Calculating Stats on a Collection of Documents

#1

I need to calculate basic stats (count, mean and standard deviation) of a collection of documents in order to remove outliers.

If I were to run one view to return a collection of document IDs
and another view to get the stats on those document IDs (using the built-in _stats reduce function), and one or more new documents were added to the database between running the first view and second view, wouldn’t this make the collection of document IDs out of sync with the stats returned?

Reading the Couchbase info on simulating transactions, one workaround might be to set a status attribute in the documents to “analysing” or whatever and then look for this status when running the view to get the stats.

Any thoughts?

#2

@shusseina one approach would be to put the time when the document is created in the map function and then filter for only a specific time frame. This would allow you “ignore” docs that have been added later, but it would not work if you are removing documents in between.

What you can also do is to apply some logic on the client side to filter documents that are not in both versions. Of course you can also use alternative approaches to add more “fields” to your documents that identify a processing state and run your queries based on those.

In future server versions there will be a better way to handle this, but it’s a little too early to share all the details.

Does that help for now? If you have some concrete code to look at it would also be helpful

#3

That would work in my case as the documents being analysed will only ever be inserted and never updated. However, for documents which may be updated one would need a “modify timestamp” to check against.

Am I right to think it is the responsibility of a Couchbase client to include and set a create timestamp at the time a document is created or does a document’s meta data include such information?

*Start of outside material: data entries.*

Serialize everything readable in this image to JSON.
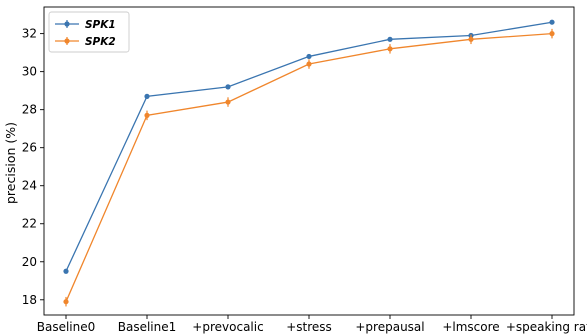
{
  "chart_data": {
    "type": "line",
    "title": "",
    "xlabel": "",
    "ylabel": "precision (%)",
    "categories": [
      "Baseline0",
      "Baseline1",
      "+prevocalic",
      "+stress",
      "+prepausal",
      "+lmscore",
      "+speaking rate"
    ],
    "ylim": [
      17.2,
      33.4
    ],
    "yticks": [
      18,
      20,
      22,
      24,
      26,
      28,
      30,
      32
    ],
    "grid": false,
    "legend_position": "top-left",
    "error_bars": true,
    "series": [
      {
        "name": "SPK1",
        "color": "#3a75b0",
        "values": [
          19.5,
          28.7,
          29.2,
          30.8,
          31.7,
          31.9,
          32.6
        ],
        "errors": [
          0.12,
          0.12,
          0.12,
          0.12,
          0.12,
          0.12,
          0.12
        ]
      },
      {
        "name": "SPK2",
        "color": "#f0862c",
        "values": [
          17.9,
          27.7,
          28.4,
          30.4,
          31.2,
          31.7,
          32.0
        ],
        "errors": [
          0.25,
          0.25,
          0.25,
          0.25,
          0.25,
          0.25,
          0.25
        ]
      }
    ]
  }
}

I notice my documents contain a _sync json object with a time_saved attribute, I assume this is because the document resulted from a sync with another Couchbase database (a Couchbase Lite database in my case).

{

"_sync": {
“time_saved”: “2015-01-13T02:15:47.861827851+13:00”,
“sequence”: 316,
“rev”: “1-d5a68ab5f84ca0c96a3252e6ec82867e”,
“history”: {

}

#4

@shusseina okay one thing upfront: it is not a good idea to interfere with the the sync gateway documents directly, see: http://developer.couchbase.com/mobile/develop/guides/sync-gateway/wcbs/bucket-shadowing/index.html

Also, the SDK does not add a timestamp of any means to your document, it’s up to you to add it (but it’s quite trivial anyways). The metadata does not contain that kind of information, all it contains is a TTL if you’ve set it, but no “created” or “modified” timestamp. Note that the sync GW and couchbase lite do things differently, but check the bucket shadowing from above for more info.